Schlaffer made his professional debut after signing with the Arizona Complex League Cubs, appearing in three games. After not playing a professional game in 2020 due to the cancellation of the season caused by the COVID-19 pandemic, he made 12 starts in 2021 between the Arizona Complex League and the Myrtle Beach Pelicans, going 4-6 with a 4.58 ERA over 55 innings. In 2022, he made 18 starts for Myrtle Beach and went 4-3 with a 3.82 ERA and 84 strikeouts over 75 1/3 innings, and he also made one start for the South Bend Cubs. Schlaffer did not play in 2023 due to injury.

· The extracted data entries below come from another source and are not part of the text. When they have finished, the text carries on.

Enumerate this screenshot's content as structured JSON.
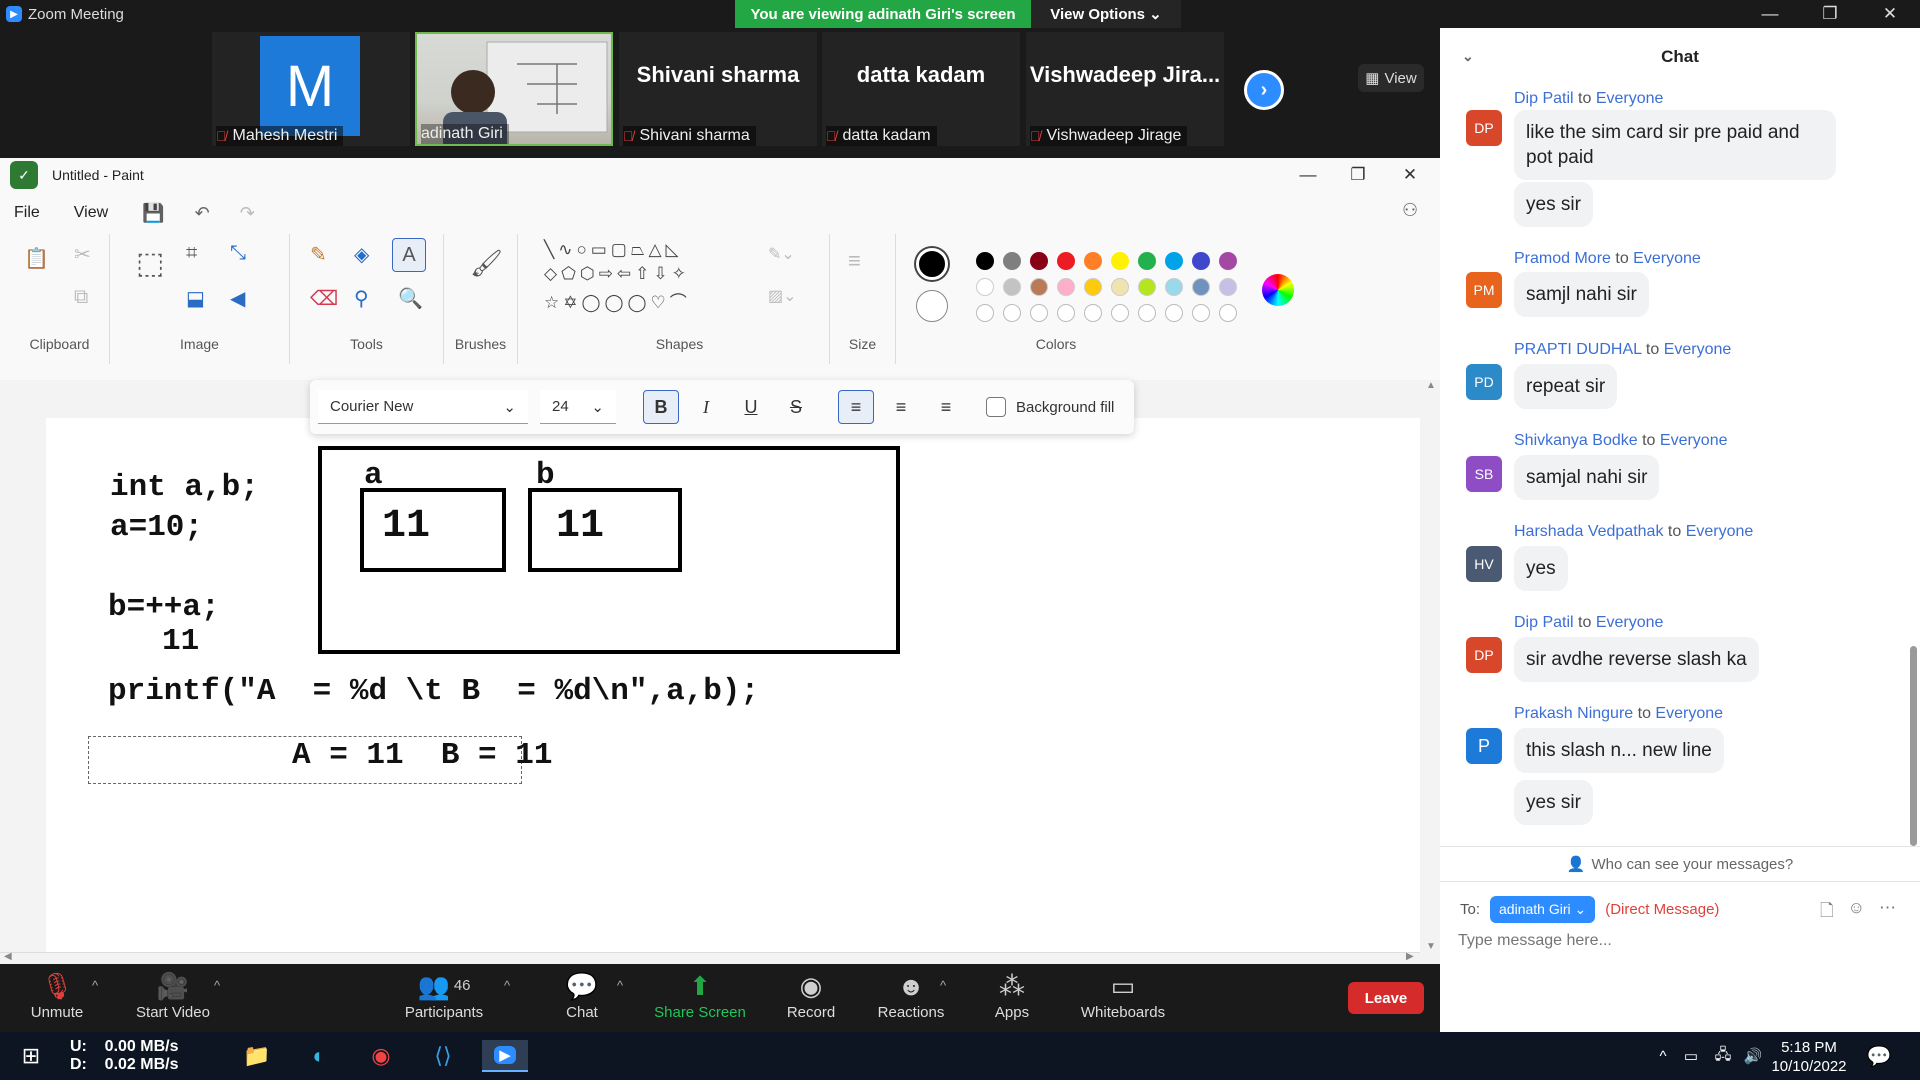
{
  "zoom": {
    "window_title": "Zoom Meeting",
    "viewing_banner": "You are viewing adinath Giri's screen",
    "view_options": "View Options ⌄",
    "view_button": "View",
    "accent": "#2d8cff",
    "banner_green": "#23a745"
  },
  "participants": [
    {
      "name": "Mahesh Mestri",
      "avatar": "M",
      "muted": true
    },
    {
      "name": "adinath Giri",
      "video": true,
      "muted": false
    },
    {
      "name": "Shivani sharma",
      "big": "Shivani sharma",
      "muted": true
    },
    {
      "name": "datta kadam",
      "big": "datta kadam",
      "muted": true
    },
    {
      "name": "Vishwadeep Jirage",
      "big": "Vishwadeep  Jira...",
      "muted": true
    }
  ],
  "paint": {
    "title": "Untitled - Paint",
    "menu": [
      "File",
      "View"
    ],
    "groups": {
      "clipboard": "Clipboard",
      "image": "Image",
      "tools": "Tools",
      "brushes": "Brushes",
      "shapes": "Shapes",
      "size": "Size",
      "colors": "Colors"
    },
    "text_toolbar": {
      "font": "Courier New",
      "size": "24",
      "bold": "B",
      "italic": "I",
      "underline": "U",
      "strike": "S",
      "background_fill": "Background fill"
    },
    "palette_row1": [
      "#000000",
      "#7f7f7f",
      "#880015",
      "#ed1c24",
      "#ff7f27",
      "#fff200",
      "#22b14c",
      "#00a2e8",
      "#3f48cc",
      "#a349a4"
    ],
    "palette_row2": [
      "#ffffff",
      "#c3c3c3",
      "#b97a57",
      "#ffaec9",
      "#ffc90e",
      "#efe4b0",
      "#b5e61d",
      "#99d9ea",
      "#7092be",
      "#c8bfe7"
    ],
    "canvas": {
      "line1": "int a,b;",
      "line2": "a=10;",
      "line3": "b=++a;",
      "line4": "11",
      "label_a": "a",
      "label_b": "b",
      "val_a": "11",
      "val_b": "11",
      "printf": "printf(\"A  = %d \\t B  = %d\\n\",a,b);",
      "output": "A = 11  B = 11"
    }
  },
  "chat": {
    "title": "Chat",
    "messages": [
      {
        "initials": "DP",
        "color": "#d9472b",
        "sender": "Dip Patil",
        "to": "to",
        "recipient": "Everyone",
        "bubbles": [
          "like the sim card sir pre paid and pot paid",
          "yes sir"
        ]
      },
      {
        "initials": "PM",
        "color": "#e8631c",
        "sender": "Pramod More",
        "to": "to",
        "recipient": "Everyone",
        "bubbles": [
          "samjl nahi sir"
        ]
      },
      {
        "initials": "PD",
        "color": "#2d8ac9",
        "sender": "PRAPTI DUDHAL",
        "to": "to",
        "recipient": "Everyone",
        "bubbles": [
          "repeat sir"
        ]
      },
      {
        "initials": "SB",
        "color": "#8e4dc4",
        "sender": "Shivkanya Bodke",
        "to": "to",
        "recipient": "Everyone",
        "bubbles": [
          "samjal nahi sir"
        ]
      },
      {
        "initials": "HV",
        "color": "#4a5a72",
        "sender": "Harshada Vedpathak",
        "to": "to",
        "recipient": "Everyone",
        "bubbles": [
          "yes"
        ]
      },
      {
        "initials": "DP",
        "color": "#d9472b",
        "sender": "Dip Patil",
        "to": "to",
        "recipient": "Everyone",
        "bubbles": [
          "sir avdhe reverse slash ka"
        ]
      },
      {
        "initials": "P",
        "color": "#1e7ad9",
        "sender": "Prakash Ningure",
        "to": "to",
        "recipient": "Everyone",
        "bubbles": [
          "this slash n... new line",
          "yes sir"
        ]
      }
    ],
    "who_can_see": "Who can see your messages?",
    "to_label": "To:",
    "recipient_select": "adinath Giri ⌄",
    "direct_message": "(Direct Message)",
    "input_placeholder": "Type message here..."
  },
  "toolbar": {
    "unmute": "Unmute",
    "start_video": "Start Video",
    "participants": "Participants",
    "participant_count": "46",
    "chat": "Chat",
    "share_screen": "Share Screen",
    "record": "Record",
    "reactions": "Reactions",
    "apps": "Apps",
    "whiteboards": "Whiteboards",
    "leave": "Leave"
  },
  "taskbar": {
    "upload": "U:    0.00 MB/s",
    "download": "D:    0.02 MB/s",
    "time": "5:18 PM",
    "date": "10/10/2022"
  }
}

He returned to play in 2024 with South Bend and Myrtle Beach and went 3-3 with a 5.29 ERA over 78 1/3 innings. He opened the 2025 season with South Bend, with whom he was named Midwest League Pitcher of the Week, and was promoted to the Knoxville Smokies in July. Over 21 starts between the two teams, Schlaffer went 7-3 with a 3.53 ERA and 102 strikeouts over 104 2/3 innings. He returned to Knoxville for the 2026 season and appeared in 31 games in which he had a 1-7 record, a 4.20 ERA, and 101 strikeouts over 85 2/3 innings.

===Kaleb Wing===

Kaleb Christopher Wing (born January 12, 2007) is an American professional baseball pitcher in the Chicago Cubs organization.

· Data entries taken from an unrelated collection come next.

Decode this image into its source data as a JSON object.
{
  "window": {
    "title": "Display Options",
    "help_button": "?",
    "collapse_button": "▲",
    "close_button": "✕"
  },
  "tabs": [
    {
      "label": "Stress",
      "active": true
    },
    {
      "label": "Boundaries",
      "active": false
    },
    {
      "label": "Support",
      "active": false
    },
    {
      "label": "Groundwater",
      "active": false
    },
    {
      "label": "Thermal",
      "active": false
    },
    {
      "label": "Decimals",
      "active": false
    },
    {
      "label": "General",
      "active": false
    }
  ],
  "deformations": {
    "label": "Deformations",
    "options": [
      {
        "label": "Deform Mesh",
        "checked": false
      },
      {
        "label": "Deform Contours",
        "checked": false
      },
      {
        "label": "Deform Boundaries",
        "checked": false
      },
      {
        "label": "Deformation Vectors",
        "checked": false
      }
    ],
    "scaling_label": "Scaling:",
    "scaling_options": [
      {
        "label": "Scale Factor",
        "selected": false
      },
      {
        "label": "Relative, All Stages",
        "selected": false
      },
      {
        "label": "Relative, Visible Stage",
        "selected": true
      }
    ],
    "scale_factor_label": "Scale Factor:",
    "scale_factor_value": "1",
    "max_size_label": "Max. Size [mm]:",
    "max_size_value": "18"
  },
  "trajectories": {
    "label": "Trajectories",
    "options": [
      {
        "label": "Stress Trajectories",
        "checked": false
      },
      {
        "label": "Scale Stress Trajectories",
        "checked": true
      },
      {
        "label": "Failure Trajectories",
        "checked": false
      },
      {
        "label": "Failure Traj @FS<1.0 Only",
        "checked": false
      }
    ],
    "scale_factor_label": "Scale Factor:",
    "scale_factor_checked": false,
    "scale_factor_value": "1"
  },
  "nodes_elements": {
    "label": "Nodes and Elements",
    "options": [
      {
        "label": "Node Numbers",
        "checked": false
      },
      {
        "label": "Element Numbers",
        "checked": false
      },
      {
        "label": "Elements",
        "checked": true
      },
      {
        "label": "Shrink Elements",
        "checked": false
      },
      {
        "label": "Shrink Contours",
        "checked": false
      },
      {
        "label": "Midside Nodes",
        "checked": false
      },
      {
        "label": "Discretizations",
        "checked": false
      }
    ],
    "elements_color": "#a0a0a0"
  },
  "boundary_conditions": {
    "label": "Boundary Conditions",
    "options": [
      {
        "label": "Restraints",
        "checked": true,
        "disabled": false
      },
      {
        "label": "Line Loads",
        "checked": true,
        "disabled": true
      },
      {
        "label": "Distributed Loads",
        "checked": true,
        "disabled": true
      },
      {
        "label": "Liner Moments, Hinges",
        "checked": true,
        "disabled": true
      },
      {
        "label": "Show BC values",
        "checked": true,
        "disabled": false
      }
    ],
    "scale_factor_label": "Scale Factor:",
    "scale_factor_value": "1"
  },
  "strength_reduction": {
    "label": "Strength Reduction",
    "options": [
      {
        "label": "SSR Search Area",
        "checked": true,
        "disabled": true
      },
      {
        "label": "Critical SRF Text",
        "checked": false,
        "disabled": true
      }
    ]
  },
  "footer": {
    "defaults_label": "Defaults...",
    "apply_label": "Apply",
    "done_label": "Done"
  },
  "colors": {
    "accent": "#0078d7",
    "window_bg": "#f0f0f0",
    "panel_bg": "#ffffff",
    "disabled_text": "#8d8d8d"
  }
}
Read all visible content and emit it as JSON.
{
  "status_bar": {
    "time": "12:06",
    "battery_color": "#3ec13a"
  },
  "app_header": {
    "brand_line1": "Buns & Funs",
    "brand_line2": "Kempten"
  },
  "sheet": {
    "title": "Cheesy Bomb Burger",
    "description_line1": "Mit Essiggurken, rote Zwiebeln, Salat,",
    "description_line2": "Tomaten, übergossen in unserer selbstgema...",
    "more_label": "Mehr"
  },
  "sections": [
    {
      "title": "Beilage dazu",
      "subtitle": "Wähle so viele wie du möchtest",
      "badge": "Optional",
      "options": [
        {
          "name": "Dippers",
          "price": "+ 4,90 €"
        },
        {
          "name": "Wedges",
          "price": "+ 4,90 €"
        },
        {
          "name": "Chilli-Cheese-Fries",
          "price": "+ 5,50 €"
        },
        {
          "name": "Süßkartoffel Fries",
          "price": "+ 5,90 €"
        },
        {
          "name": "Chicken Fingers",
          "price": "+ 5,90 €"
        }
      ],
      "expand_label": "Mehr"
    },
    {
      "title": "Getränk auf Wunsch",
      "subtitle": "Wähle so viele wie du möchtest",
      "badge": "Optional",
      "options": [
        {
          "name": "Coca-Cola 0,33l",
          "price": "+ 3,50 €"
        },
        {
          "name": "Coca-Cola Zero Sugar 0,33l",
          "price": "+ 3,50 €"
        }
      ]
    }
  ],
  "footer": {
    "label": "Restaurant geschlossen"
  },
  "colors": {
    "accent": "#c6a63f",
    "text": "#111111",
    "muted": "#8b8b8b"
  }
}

Wing attended Scotts Valley High School in Scotts Valley, California. As a senior in 2025, he had a 1.23 earned run average (ERA) with 79 strikeouts. He committed to play college baseball at Loyola Marymount University as an infielder. Wing was selected by the Chicago Cubs in the fourth round of the 2025 Major League Baseball draft. He signed with the Cubs for $1.5 million.

Wing made his professional debut in 2026 with the rookie-level Arizona Complex League Cubs and was promoted to the Single-A Myrtle Beach Pelicans in May. Across nine starts between the two teams, he had a 0-4 record, a 4.45 ERA, and 42 strikeouts over 28 1/3 innings.